Ms Donaldson added Mr Merrick, who did not attend the hearing, had “cooperated fully with the investigative and hearing processes and had apologised for failing to register the remunerated employment with the MP within the required timescales”.
The panel had “no reason to doubt the respondent’s failure to comply with the code was the result of a misunderstanding of the code’s requirement and was therefore unintentional”.
Complaints against elected members are investigated by the Ethical Standards Commissioner, Ian Bruce, who reports to the Standards Commission.
Mr Bruce had received an anonymous complaint about Mr Merrick, which was withdrawn when the commissioner “declined to grant anonymity” to the complainer. However, he decided to investigate, given “the serious nature of the alleged conduct”.
He told the panel that Mr Merrick also made a self-referral after being given an opportunity to do so by the commissioner.
All councillors are required to update their register of interests within one month of changes occurring. Mr Bruce concluded Mr Merrick had breached the code in relation to the part-time work and the internship, although he said it was “potentially debatable” for the internship.
He believed the councillor’s expression of “regret” for failing to declare the internship, which he had said was due to a “misunderstanding”, was a “tacit admission on the part of the respondent that his internship was one that members of the public might reasonably think could influence his actions, speeches, decision-making or voting in the council”.
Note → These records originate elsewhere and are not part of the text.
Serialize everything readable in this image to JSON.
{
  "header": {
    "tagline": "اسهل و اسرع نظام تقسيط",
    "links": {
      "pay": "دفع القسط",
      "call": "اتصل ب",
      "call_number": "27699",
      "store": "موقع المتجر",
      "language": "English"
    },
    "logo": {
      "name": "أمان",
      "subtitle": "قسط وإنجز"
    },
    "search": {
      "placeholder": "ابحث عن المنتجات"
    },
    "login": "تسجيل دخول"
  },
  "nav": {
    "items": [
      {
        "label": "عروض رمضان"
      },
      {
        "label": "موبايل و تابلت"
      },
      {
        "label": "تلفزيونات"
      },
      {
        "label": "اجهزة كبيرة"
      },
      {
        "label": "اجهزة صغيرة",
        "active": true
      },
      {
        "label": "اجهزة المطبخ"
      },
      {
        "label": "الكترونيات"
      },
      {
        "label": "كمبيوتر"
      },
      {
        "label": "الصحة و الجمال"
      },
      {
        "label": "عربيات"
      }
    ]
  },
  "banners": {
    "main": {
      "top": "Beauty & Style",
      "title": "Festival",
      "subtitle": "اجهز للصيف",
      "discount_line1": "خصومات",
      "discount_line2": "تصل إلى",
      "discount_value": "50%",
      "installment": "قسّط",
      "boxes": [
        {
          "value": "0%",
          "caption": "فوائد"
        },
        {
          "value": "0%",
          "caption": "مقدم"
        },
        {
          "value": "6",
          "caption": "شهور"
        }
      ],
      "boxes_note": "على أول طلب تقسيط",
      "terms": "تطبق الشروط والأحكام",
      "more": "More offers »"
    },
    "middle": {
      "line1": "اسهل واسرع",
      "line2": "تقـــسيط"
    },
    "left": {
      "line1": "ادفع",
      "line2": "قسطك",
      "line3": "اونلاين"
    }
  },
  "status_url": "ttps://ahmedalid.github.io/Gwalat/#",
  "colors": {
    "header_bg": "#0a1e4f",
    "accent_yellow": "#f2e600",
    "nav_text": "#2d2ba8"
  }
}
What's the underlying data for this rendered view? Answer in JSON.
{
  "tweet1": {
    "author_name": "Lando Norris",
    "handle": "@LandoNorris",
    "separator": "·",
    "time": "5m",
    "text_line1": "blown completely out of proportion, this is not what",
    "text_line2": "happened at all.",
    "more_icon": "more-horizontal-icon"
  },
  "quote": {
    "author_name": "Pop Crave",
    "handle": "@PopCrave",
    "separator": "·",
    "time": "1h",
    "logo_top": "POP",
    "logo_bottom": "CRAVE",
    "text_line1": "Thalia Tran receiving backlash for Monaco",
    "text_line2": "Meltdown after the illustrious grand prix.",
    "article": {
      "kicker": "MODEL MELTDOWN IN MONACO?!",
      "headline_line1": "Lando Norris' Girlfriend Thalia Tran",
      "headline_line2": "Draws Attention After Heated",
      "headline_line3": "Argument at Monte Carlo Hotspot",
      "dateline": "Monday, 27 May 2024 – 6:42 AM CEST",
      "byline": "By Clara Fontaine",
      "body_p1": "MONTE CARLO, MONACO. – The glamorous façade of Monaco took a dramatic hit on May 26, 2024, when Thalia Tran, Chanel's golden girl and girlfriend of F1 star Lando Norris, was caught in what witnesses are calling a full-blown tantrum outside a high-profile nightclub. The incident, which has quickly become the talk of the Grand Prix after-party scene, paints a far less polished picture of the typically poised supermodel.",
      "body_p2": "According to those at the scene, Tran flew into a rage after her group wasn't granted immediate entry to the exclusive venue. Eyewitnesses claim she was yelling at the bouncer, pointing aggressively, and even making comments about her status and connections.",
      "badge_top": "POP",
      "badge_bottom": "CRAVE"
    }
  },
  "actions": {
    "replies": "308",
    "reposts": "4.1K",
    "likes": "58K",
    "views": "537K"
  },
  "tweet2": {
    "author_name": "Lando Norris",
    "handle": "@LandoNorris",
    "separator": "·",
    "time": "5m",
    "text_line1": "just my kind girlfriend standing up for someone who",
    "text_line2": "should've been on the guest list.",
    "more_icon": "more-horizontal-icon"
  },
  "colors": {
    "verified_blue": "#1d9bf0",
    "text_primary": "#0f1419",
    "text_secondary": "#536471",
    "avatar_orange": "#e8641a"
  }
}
However, the panel decided he did not need to register the internship as a non-financial interest as it was not considered “sufficiently significant as to be likely to influence the respondent’s decision-making at council”.
It made the decision as there was unlikely to be “any crossover between the MSP’s constituency work and the respondent’s work as a councillor”.
Members also noted the MSP had not held a ministerial role and the pair, as representatives of the same party, were likely to have a “shared political outlook”.
Mr Merrick has been serving as an East Renfrewshire councillor since 2017. He was elected to represent Glasgow Anniesland in May.